As horas in itinere, ou horas de deslocamento, consistem na obrigação da empresa em computar o tempo que o seu colaborador leva para chegar ao trabalho como horas efetivamente trabalhadas, nas situações em que o empregador fornece a condução e o local de trabalho é de difícil acesso ou não servido por transporte público.
Esse regramento foi primeiramente tratado através da Súmula 90 do TST, e posteriormente inserido na CLT através do parágrafo 2º do artigo 58, sendo utilizado tanto para os trabalhadores urbanos quanto para os rurais, até a entrada em vigor da Lei 13.467/2017, também conhecida como “reforma trabalhista”, a qual alterou substancialmente a redação do parágrafo 2º do art. 58 da CLT, levando ao entendimento de uma exclusão por completo das horas de deslocamento.
A reforma trabalhista trouxe muitas mudanças, levando o Tribunal Superior do Trabalho a reconhecer a necessidade de uniformizar o entendimento sobre quais contratos de trabalho seriam afetados por essas alterações. Tratando, inclusive, se a reforma seria válida para os contratos de trabalho que já existiam antes da sua entrada em vigor.

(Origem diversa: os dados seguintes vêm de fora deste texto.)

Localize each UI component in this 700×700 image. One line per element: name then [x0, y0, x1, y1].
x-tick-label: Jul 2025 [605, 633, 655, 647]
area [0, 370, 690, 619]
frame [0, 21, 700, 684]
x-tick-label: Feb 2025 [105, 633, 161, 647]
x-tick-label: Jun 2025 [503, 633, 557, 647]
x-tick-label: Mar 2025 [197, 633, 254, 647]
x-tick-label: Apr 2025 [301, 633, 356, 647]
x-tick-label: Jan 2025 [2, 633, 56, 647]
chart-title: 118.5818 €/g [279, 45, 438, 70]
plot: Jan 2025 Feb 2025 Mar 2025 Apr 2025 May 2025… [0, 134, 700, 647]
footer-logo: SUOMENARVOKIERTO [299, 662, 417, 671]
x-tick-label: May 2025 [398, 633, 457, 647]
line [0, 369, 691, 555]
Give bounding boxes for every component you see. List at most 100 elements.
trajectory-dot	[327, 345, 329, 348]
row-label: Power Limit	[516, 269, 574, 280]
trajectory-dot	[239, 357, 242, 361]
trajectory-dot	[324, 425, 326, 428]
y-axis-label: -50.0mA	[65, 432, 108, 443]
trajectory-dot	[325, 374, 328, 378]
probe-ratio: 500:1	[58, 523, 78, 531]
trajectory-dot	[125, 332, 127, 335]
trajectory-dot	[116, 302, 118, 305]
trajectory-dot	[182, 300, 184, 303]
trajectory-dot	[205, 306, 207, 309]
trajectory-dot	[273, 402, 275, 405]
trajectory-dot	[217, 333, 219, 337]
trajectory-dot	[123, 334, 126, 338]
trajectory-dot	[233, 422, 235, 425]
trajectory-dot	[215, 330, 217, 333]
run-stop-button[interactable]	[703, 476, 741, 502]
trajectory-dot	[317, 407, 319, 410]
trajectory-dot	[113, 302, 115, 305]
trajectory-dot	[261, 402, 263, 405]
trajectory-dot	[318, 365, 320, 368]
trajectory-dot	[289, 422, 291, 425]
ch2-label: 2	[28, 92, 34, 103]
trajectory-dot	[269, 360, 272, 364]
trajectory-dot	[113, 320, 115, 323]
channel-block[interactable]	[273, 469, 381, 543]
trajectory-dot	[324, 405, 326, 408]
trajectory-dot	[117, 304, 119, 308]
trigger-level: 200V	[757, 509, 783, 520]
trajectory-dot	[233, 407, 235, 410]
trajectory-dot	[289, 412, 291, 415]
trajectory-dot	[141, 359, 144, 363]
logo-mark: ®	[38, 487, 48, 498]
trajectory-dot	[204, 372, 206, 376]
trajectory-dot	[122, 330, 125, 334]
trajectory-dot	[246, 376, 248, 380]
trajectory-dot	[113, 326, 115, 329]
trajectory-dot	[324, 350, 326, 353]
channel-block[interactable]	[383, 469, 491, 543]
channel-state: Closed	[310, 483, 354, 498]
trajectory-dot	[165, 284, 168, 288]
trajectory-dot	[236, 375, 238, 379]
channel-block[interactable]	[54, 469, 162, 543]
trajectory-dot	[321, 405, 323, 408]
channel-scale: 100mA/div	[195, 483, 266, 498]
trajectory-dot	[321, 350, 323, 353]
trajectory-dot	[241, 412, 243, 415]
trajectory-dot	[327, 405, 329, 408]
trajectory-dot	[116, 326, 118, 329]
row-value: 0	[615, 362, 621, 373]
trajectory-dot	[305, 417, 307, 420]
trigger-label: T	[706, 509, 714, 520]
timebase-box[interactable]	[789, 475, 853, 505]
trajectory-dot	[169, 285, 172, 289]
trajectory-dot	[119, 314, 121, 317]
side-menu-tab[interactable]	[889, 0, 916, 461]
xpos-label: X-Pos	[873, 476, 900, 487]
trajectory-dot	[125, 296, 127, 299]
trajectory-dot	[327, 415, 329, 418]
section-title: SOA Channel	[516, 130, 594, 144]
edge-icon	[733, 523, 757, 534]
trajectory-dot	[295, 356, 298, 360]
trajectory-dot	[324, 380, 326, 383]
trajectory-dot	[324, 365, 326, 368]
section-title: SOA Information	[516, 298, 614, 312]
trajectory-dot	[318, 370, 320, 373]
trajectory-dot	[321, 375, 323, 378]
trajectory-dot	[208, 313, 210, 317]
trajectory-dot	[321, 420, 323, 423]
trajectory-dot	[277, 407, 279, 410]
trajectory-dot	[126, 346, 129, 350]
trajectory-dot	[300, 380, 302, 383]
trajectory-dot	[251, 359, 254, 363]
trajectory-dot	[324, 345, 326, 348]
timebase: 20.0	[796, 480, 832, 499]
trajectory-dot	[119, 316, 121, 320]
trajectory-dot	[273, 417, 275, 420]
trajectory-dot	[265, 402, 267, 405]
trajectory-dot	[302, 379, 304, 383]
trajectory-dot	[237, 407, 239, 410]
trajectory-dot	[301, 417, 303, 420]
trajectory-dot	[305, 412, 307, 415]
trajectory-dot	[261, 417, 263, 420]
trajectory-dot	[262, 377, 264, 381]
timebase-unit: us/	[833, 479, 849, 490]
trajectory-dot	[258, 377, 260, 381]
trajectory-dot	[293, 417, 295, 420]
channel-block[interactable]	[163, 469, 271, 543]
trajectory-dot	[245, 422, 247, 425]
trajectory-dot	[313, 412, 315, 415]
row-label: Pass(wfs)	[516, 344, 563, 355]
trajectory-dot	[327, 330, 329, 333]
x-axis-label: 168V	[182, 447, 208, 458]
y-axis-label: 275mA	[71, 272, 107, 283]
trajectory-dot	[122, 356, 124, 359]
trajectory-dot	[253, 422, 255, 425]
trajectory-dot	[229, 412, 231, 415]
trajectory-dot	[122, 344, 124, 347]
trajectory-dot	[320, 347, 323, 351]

Entretanto, no que diz respeito às horas in itinere do trabalhador rural, a discussão traz consigo questões ainda mais profundas do que o tema atualmente debatido no TST. Tendo em vista que, a depender do resultado do julgamento pelo TST, as alterações implementadas pela reforma trabalhista poderiam ser aplicadas tão somente para os contratos de trabalho que se iniciaram após novembro de 2017, não sendo válidas para os contratos de trabalho que já estavam em curso.
Ocorre que, no caso específico dos trabalhadores rurais, as horas de deslocamento podem ser devidas até mesmo para contratos iniciados após a reforma trabalhista. Nesse sentido foi a decisão, ainda não transitada em julgado, do Incidente de Resolução de Demandas Repetitivas (Tema 27), perante o Tribunal Regional do Trabalho da 15ª Região – Campinas, o qual entendeu que a nova redação do parágrafo 2º do art. 58 da CLT, estaria restrito a locais de fácil acesso, ainda sendo devidas as horas in itinere para locais de difícil acesso ou sem transporte público, tal qual a grande maioria das propriedades rurais.
Em igual sentido, temos decisões de outros Tribunais Regionais do Trabalho que mantêm a obrigatoriedade das horas in itinere para rurais, mesmo para contratos iniciados após a reforma trabalhista, sob o fundamento de que a CLT, e consequentemente a nova redação do art. 58, não seriam aplicáveis a essa categoria, devendo ser aplicada o quanto expresso na Lei 5.889/73, criada especificamente para regular as relações de trabalho rural, embora não haja qualquer previsão de horas in itinere em seus artigos.
O atual cenário envolvendo as horas de deslocamento dos trabalhadores rurais reforça ainda mais a insegurança jurídica na aplicação imediata das alterações promovidas pela reforma trabalhista, principalmente no que diz respeito aos direitos que foram com ela suprimidos, evidenciando a necessidade de uma atuação jurídica estratégica na tomada de decisões por parte dos empregadores.
Porém, é importante destacar que com o julgamento do Tema 1.046 pelo STF, foi reconhecida a validade de norma coletiva de trabalho que limita ou restringe direito trabalhista não assegurado constitucionalmente, ou seja, para grande parte dos Tribunais, é possível alterar ou suprimir o pagamento das horas in itinere através de negociações coletivas, reforçando a necessidade latente de se investir nas relações entre empregadores e sindicatos nos tempos atuais.